El choque en tierras austriacas estuvo marcado por el duelo táctico en los banquillos entre Luis Enrique y Unai Emery. Ambos entrenadores no se enfrentaban en una definición continental desde la histórica e imborrable remontada del FC Barcelona ante el PSG en marzo de 2017 (6-1 en el Camp Nou), cuando Luis Enrique dirigía al conjunto catalán y Emery comandaba al cuadro parisino.
Nueve años después, la historia volvió a sonreírle al técnico asturiano, esta vez desde el banquillo parisino. El PSG tomó el control del balón desde el inicio y abrió el marcador al minuto 20 por medio de Khvicha Kvaratskhelia, quien enganchó hacia el centro y sacó un potente remate con pierna derecha para vencer al guardameta Maarten Bizot.
El Aston Villa, campeón de la UEFA Europa League, reaccionó mediante transiciones rápidas antes del descanso. A los 45 minutos, el juvenil de 17 años Brian Madjo aprovechó un centro pasado de John McGinn para definir de zurda y poner el 1-1 parcial, convirtiéndose en el goleador más joven en la historia del certamen.

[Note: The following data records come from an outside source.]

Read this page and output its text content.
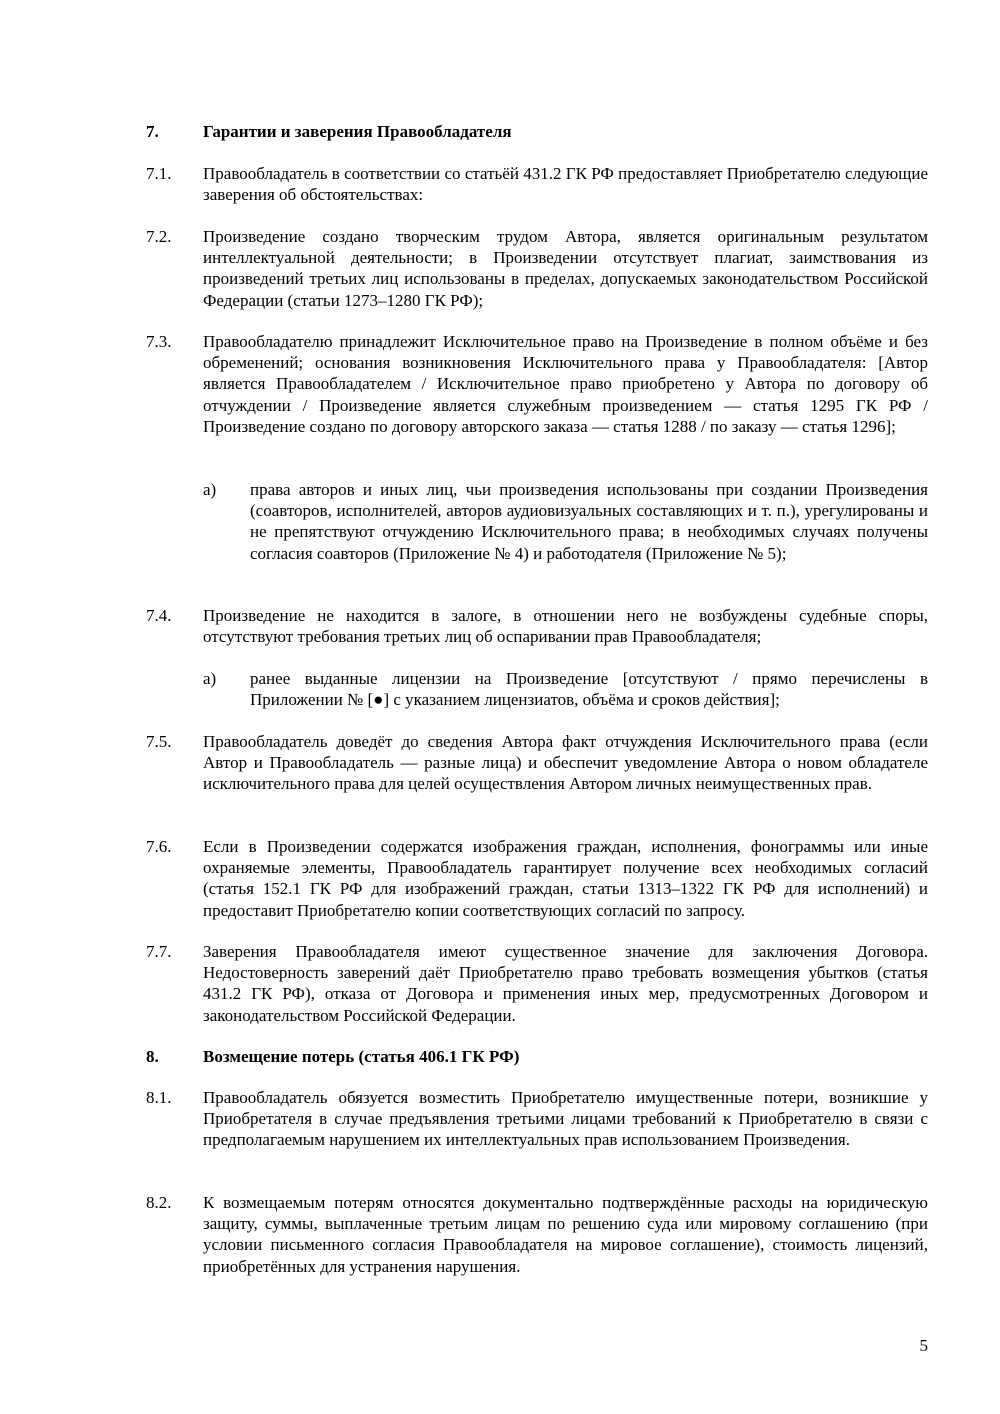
7.	Гарантии и заверения Правообладателя
7.1. Правообладатель в соответствии со статьёй 431.2 ГК РФ предоставляет Приобретателю следующие заверения об обстоятельствах:
7.2. Произведение создано творческим трудом Автора, является оригинальным результатом интеллектуальной деятельности; в Произведении отсутствует плагиат, заимствования из произведений третьих лиц использованы в пределах, допускаемых законодательством Российской Федерации (статьи 1273–1280 ГК РФ);
7.3. Правообладателю принадлежит Исключительное право на Произведение в полном объёме и без обременений; основания возникновения Исключительного права у Правообладателя: [Автор является Правообладателем / Исключительное право приобретено у Автора по договору об отчуждении / Произведение является служебным произведением — статья 1295 ГК РФ / Произведение создано по договору авторского заказа — статья 1288 / по заказу — статья 1296];
a) права авторов и иных лиц, чьи произведения использованы при создании Произведения (соавторов, исполнителей, авторов аудиовизуальных составляющих и т. п.), урегулированы и не препятствуют отчуждению Исключительного права; в необходимых случаях получены согласия соавторов (Приложение № 4) и работодателя (Приложение № 5);
7.4. Произведение не находится в залоге, в отношении него не возбуждены судебные споры, отсутствуют требования третьих лиц об оспаривании прав Правообладателя;
a) ранее выданные лицензии на Произведение [отсутствуют / прямо перечислены в Приложении № [●] с указанием лицензиатов, объёма и сроков действия];
7.5. Правообладатель доведёт до сведения Автора факт отчуждения Исключительного права (если Автор и Правообладатель — разные лица) и обеспечит уведомление Автора о новом обладателе исключительного права для целей осуществления Автором личных неимущественных прав.
7.6. Если в Произведении содержатся изображения граждан, исполнения, фонограммы или иные охраняемые элементы, Правообладатель гарантирует получение всех необходимых согласий (статья 152.1 ГК РФ для изображений граждан, статьи 1313–1322 ГК РФ для исполнений) и предоставит Приобретателю копии соответствующих согласий по запросу.
7.7. Заверения Правообладателя имеют существенное значение для заключения Договора. Недостоверность заверений даёт Приобретателю право требовать возмещения убытков (статья 431.2 ГК РФ), отказа от Договора и применения иных мер, предусмотренных Договором и законодательством Российской Федерации.
8.	Возмещение потерь (статья 406.1 ГК РФ)
8.1. Правообладатель обязуется возместить Приобретателю имущественные потери, возникшие у Приобретателя в случае предъявления третьими лицами требований к Приобретателю в связи с предполагаемым нарушением их интеллектуальных прав использованием Произведения.
8.2. К возмещаемым потерям относятся документально подтверждённые расходы на юридическую защиту, суммы, выплаченные третьим лицам по решению суда или мировому соглашению (при условии письменного согласия Правообладателя на мировое соглашение), стоимость лицензий, приобретённых для устранения нарушения.
5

En el complemento, la profundidad ofensiva del PSG terminó por romper la pizarra defensiva trazada por Emery. Al minuto 61, Ousmane Dembélé filtró un balón para Désiré Doué, quien definió con precisión ante la salida del arquero. Aunque la acción fue invalidada inicialmente por fuera de juego, el VAR terminó ratificando la posición habilitada de Matty Cash para convalidar el 2-1 definitivo.

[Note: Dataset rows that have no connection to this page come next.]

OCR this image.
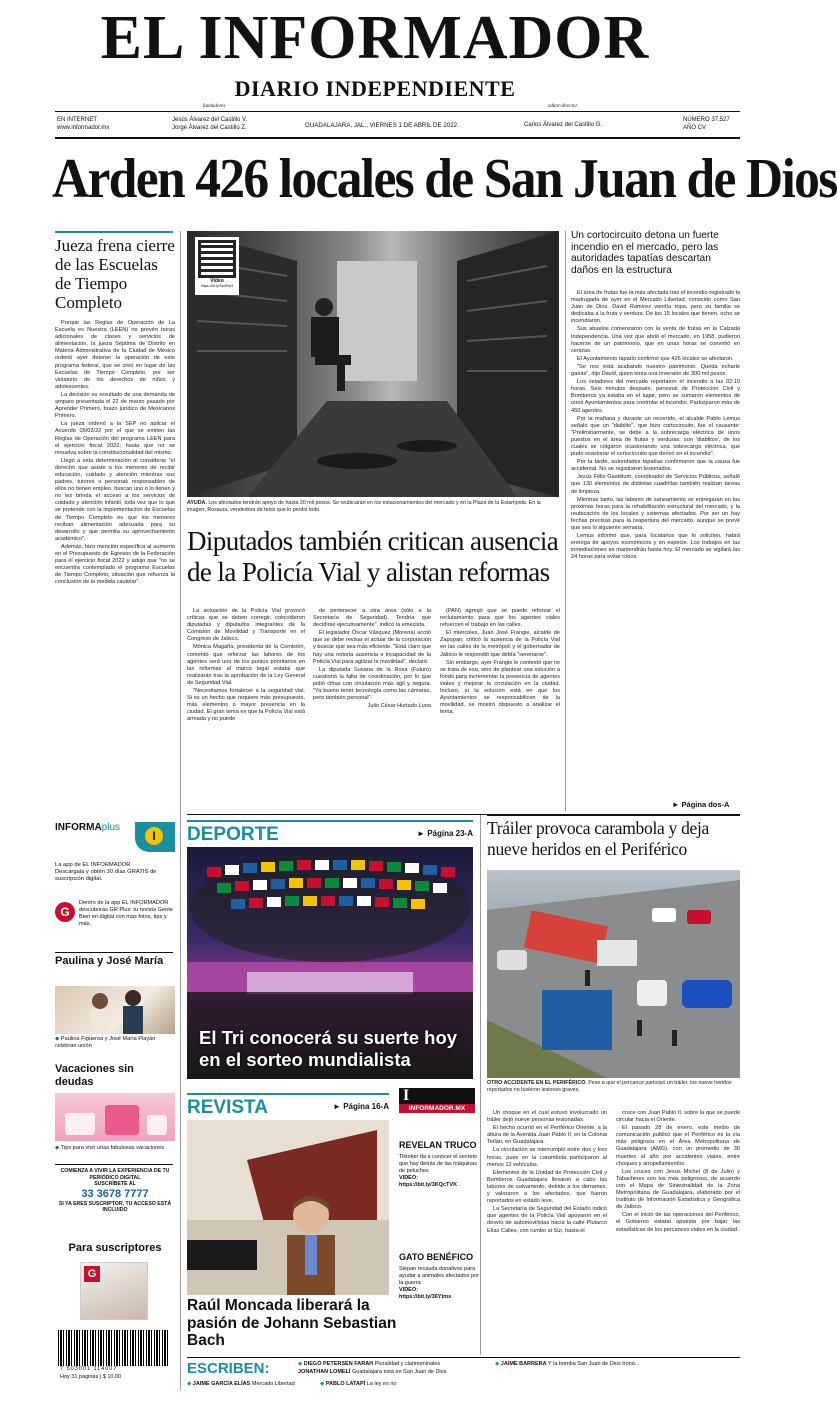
EL INFORMADOR
fundadores
DIARIO INDEPENDIENTE
editor-director
EN INTERNET
www.informador.mx
Jesús Álvarez del Castillo V.
Jorge Álvarez del Castillo Z.	GUADALAJARA, JAL., VIERNES 1 DE ABRIL DE 2022	Carlos Álvarez del Castillo G.
NÚMERO 37,527
AÑO CV
Arden 426 locales de San Juan de Dios
Jueza frena cierre de las Escuelas de Tiempo Completo

Porque las Reglas de Operación de La Escuela es Nuestra (LEEN) no prevén horas adicionales de clases y servicios de alimentación, la jueza Séptima de Distrito en Materia Administrativa de la Ciudad de México ordenó ayer detener la operación de este programa federal, que se creó en lugar de las Escuelas de Tiempo Completo, por ser violatorio de los derechos de niños y adolescentes.

La decisión es resultado de una demanda de amparo presentada el 22 de marzo pasado por Aprender Primero, brazo jurídico de Mexicanos Primero.

La jueza ordenó a la SEP no aplicar el Acuerdo 05/02/22 por el que se emiten las Reglas de Operación del programa LEEN para el ejercicio fiscal 2022, hasta que no se resuelva sobre la constitucionalidad del mismo.

Llegó a esta determinación al considerar "el derecho que asiste a los menores de recibir educación, cuidado y atención mientras sus padres, tutores o personas responsables de ellos no tienen empleo, buscan uno o lo tienen y no les brinda el acceso a los servicios de cuidado y atención infantil, toda vez que lo que se pretende con la implementación de Escuelas de Tiempo Completo es que los menores reciban alimentación adecuada para su desarrollo y que permita su aprovechamiento académico".

Además, hizo mención específica al aumento en el Presupuesto de Egresos de la Federación para el ejercicio fiscal 2022 y adujo que "no se encuentra contemplado el programa Escuelas de Tiempo Completo, situación que refuerza la conclusión de la medida cautelar".

Video
https://bit.ly/3kcR9z3
AYUDA. Los afectados tendrán apoyo de hasta 20 mil pesos. Se reubicarán en los estacionamientos del mercado y en la Plaza de la Estampida. En la imagen, Rosaura, vendedora de tenis que lo perdió todo.
Un cortocircuito detona un fuerte incendio en el mercado, pero las autoridades tapatías descartan daños en la estructura

El área de frutas fue la más afectada tras el incendio registrado la madrugada de ayer en el Mercado Libertad, conocido como San Juan de Dios. David Ramírez vendía ropa, pero su familia se dedicaba a la fruta y verdura. De los 15 locales que tienen, ocho se incendiaron.

Sus abuelos comenzaron con la venta de frutas en la Calzada Independencia. Una vez que abrió el mercado, en 1958, pudieron hacerse de un patrimonio, que en unas horas se convirtió en cenizas.

El Ayuntamiento tapatío confirmó que 426 locales se afectaron.

"Se nos está acabando nuestro patrimonio. Queda echarle ganas", dijo David, quien tenía una inversión de 300 mil pesos.

Los veladores del mercado reportaron el incendio a las 02:10 horas. Seis minutos después, personal de Protección Civil y Bomberos ya estaba en el lugar, pero se sumaron elementos de otros Ayuntamientos para controlar el incendio. Participaron más de 450 agentes.

Por la mañana y durante un recorrido, el alcalde Pablo Lemus señaló que un "diablito", que hizo cortocircuito, fue el causante: "Preliminarmente, se debe a la sobrecarga eléctrica de unos puestos en el área de frutas y verduras: son 'diablitos', de los cuales se colgaron ocasionando una sobrecarga eléctrica, que pudo ocasionar el cortocircuito que derivó en el incendio".

Por la tarde, autoridades tapatías confirmaron que la causa fue accidental. No se registraron lesionados.

Jesús Félix Gastélum, coordinador de Servicios Públicos, señaló que 130 elementos de distintas cuadrillas también realizan tareas de limpieza.

Mientras tanto, las labores de saneamiento se entregarán en las próximas horas para la rehabilitación estructural del mercado, y la reubicación de los locales y sistemas afectados. Por ser un hay fechas precisas para la reapertura del mercado, aunque se prevé que sea lo siguiente semana.

Lemus informó que, para locatarios que lo soliciten, habrá entrega de apoyos económicos y en especie. Los trabajos en las inmediaciones se mantendrán hasta hoy. El mercado se vigilará las 24 horas para evitar robos.

► Página dos-A
Diputados también critican ausencia de la Policía Vial y alistan reformas

La actuación de la Policía Vial provocó críticas que se deben corregir, coincidieron diputadas y diputados integrantes de la Comisión de Movilidad y Transporte en el Congreso de Jalisco.

Mónica Magaña, presidenta de la Comisión, comentó que reforzar las labores de los agentes será uno de los puntos prioritarios en las reformas al marco legal estatal que realizarán tras la aprobación de la Ley General de Seguridad Vial.

"Necesitamos fortalecer a la seguridad vial. Si es un hecho que requiere más presupuesto, más elementos o mayor presencia en la ciudad. El gran tema es que la Policía Vial está armada y no puede

de pertenecer a otra área (sólo a la Secretaría de Seguridad). Tendría que decidirse ejecutivamente", indicó la emecista.

El legislador Óscar Vásquez (Morena) acotó que se debe revisar el actuar de la corporación y buscar que sea más eficiente. "Está claro que hay una notoria ausencia e incapacidad de la Policía Vial para agilizar la movilidad", declaró.

La diputada Susana de la Rosa (Futuro) cuestionó la falta de coordinación, por lo que pidió cifras con circulación más ágil y segura. "Ya bueno tener tecnología como las cámaras, pero también personal".

Julio César Hurtado Luna

(PAN) agregó que se puede reforzar el reclutamiento para que los agentes viales refuercen el trabajo en las calles.

El miércoles, Juan José Frangie, alcalde de Zapopan, criticó la ausencia de la Policía Vial en las calles de la metrópoli y el gobernador de Jalisco le respondió que debía "serenarse".

Sin embargo, ayer Frangie le contestó que no se trata de eso, sino de plantear una solución a fondo para incrementar la presencia de agentes viales y mejorar la circulación en la ciudad. Incluso, si la solución está en que los Ayuntamientos se responsabilicen de la movilidad, se mostró dispuesto a analizar el tema.

INFORMAplus
I
La app de EL INFORMADOR
Descárgala y obtén 30 días GRATIS de suscripción digital.
G
Dentro de la app EL INFORMADOR descubrirás GR Plus: tu revista Gente Bien en digital con más fotos, tips y más.
Paulina y José María
◆ Paulina Figueroa y José María Playán celebran unión
Vacaciones sin deudas
◆ Tips para vivir unas fabulosas vacaciones
COMIENZA A VIVIR LA EXPERIENCIA DE TU PERIÓDICO DIGITAL
SUSCRÍBETE AL
33 3678 7777
SI YA ERES SUSCRIPTOR, TU ACCESO ESTÁ INCLUIDO
Para suscriptores
G
7 503001 114007
Hoy 31 páginas | $ 10.00
DEPORTE	► Página 23-A
El Tri conocerá su suerte hoy en el sorteo mundialista
Tráiler provoca carambola y deja nueve heridos en el Periférico
OTRO ACCIDENTE EN EL PERIFÉRICO. Pese a que el percance participó un tráiler, los nueve heridos reportados no tuvieron lesiones graves.

Un choque en el cual estuvo involucrado un tráiler dejó nueve personas lesionadas.

El hecho ocurrió en el Periférico Oriente, a la altura de la Avenida Juan Pablo II, en la Colonia Tetlán, en Guadalajara.

La circulación se interrumpió entre dos y tres horas, pues en la carambola participaron al menos 12 vehículos.

Elementos de la Unidad de Protección Civil y Bomberos Guadalajara llevaron a cabo las labores de salvamento, debido a los derrames, y valoraron a los afectados, que fueron reportados en estado leve.

La Secretaría de Seguridad del Estado indicó que agentes de la Policía Vial apoyaron en el desvío de automovilistas hacia la calle Plutarco Elías Calles, con rumbo al Sur, hasta el

cruce con Juan Pablo II, sobre la que se puede circular hacia el Oriente.

El pasado 28 de enero, este medio de comunicación publicó que el Periférico es la vía más peligrosa en el Área Metropolitana de Guadalajara (AMG), con un promedio de 30 muertes al año por accidentes viales, entre choques y atropellamientos.

Los cruces con Jesús Michel (8 de Julio) y Tabachines son los más peligrosos, de acuerdo con el Mapa de Siniestralidad de la Zona Metropolitana de Guadalajara, elaborado por el Instituto de Información Estadística y Geográfica de Jalisco.

Con el inicio de las operaciones del Periférico, el Gobierno estatal apuesta por bajar las estadísticas de los percances viales en la ciudad.

REVISTA	► Página 16-A
Raúl Moncada liberará la pasión de Johann Sebastian Bach
I
INFORMADOR.MX
REVELAN TRUCO
Tiktoker da a conocer el secreto que hay detrás de las máquinas de peluches
VIDEO:
https://bit.ly/3KQcTVK
GATO BENÉFICO
Siepan recauda donativos para ayudar a animales afectados por la guerra
VIDEO:
https://bit.ly/36Ytms
ESCRIBEN:	◆ DIEGO PETERSEN FARAH Pluralidad y clarinominales	◆ JAIME BARRERA Y la bomba San Juan de Dios tronó...
JONATHAN LOMELÍ Guadalajara está en San Juan de Dios
◆ JAIME GARCÍA ELÍAS Mercado Libertad	◆ PABLO LATAPÍ La ley es no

Con este triunfo, el Paris Saint-Germain no solo reafirma su hegemonía en el continente y suma un nuevo título a sus vitrinas, sino que también consolida el proyecto de Luis Enrique de cara a una temporada exigente. Por su parte, el Aston Villa de Unai Emery deja una grata impresión en su regreso a las grandes citas europeas, demostrando que tiene los argumentos tácticos y futbolísticos para competir al máximo nivel frente a los gigantes del fútbol mundial.